And I talk about it more openly, because I’m so over being embarrassed. I thought for weeks about whether I wanted to write this story for World Psoriasis Day. Then I decided it was time. None of us who suffer with psoriasis can help it – it’s just what happens to us.

And the very worst thing about it – worse than the itch, the pain and the embarrassment – is the effect it can have on your mental state. The condition can be isolating, and it’s no surprise people with psoriasis are more likely to be diagnosed with depression and anxiety.

Due to the social stigma that exists around it, people often feel they need to retreat behind closed doors and suffer in silence. There are forums, of course – impassioned ones – but my personal experience with these is that they can be an echo chamber of the same symptoms, same sentiments, and leave me feeling worse.
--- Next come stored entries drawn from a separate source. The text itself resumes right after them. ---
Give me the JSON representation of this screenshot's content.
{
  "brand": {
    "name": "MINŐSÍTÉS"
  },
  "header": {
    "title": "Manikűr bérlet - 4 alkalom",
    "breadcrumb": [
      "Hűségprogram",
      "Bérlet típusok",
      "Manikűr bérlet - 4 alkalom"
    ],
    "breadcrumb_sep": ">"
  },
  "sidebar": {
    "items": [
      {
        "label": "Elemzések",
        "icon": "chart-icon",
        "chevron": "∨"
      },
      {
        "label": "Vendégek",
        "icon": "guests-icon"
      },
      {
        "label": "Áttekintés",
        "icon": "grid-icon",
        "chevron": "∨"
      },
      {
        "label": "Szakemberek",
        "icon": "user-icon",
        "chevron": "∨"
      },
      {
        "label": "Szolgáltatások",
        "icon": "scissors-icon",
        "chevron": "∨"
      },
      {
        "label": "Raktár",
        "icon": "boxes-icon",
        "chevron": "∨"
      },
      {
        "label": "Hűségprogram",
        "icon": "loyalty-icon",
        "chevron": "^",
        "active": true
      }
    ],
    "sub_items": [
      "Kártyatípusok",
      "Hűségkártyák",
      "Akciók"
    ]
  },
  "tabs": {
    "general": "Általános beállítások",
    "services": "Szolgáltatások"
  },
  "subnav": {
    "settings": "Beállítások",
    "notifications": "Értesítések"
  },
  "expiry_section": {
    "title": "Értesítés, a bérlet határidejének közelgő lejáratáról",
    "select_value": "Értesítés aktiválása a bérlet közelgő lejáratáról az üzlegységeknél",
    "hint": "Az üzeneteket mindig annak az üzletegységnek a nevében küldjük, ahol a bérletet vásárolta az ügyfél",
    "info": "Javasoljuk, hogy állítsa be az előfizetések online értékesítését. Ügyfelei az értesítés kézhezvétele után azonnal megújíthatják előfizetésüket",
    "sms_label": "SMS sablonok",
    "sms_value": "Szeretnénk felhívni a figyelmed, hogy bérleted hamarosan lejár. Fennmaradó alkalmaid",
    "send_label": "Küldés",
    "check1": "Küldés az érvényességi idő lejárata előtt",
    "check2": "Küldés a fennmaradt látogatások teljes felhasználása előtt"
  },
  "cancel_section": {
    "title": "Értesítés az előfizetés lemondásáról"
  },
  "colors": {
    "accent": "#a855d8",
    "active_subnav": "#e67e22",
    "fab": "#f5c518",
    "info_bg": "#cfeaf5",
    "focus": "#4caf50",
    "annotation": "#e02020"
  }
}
The great upside to finding these communities is that they share a common sense of humour about the situation. A sort of ‘f*ck it, this is me’ attitude that I’m very into these days. I think it comes from the resilience they’ve been forced to adopt.


Ironically, we’ve all grown a thick skin.

Sadly, no matter how much we make light of it, psoriasis will never be that funny. Or sexy. It won’t be cool.

But there’s one thing about Kim Kardashian West I’m very thankful for, and that’s her willingness to share her psoriasis with the world. When she first revealed it on an episode of Keeping Up With The Kardashians, I felt seen for the first time. I’m sure hundreds of thousands of others did too. So thanks, Kim.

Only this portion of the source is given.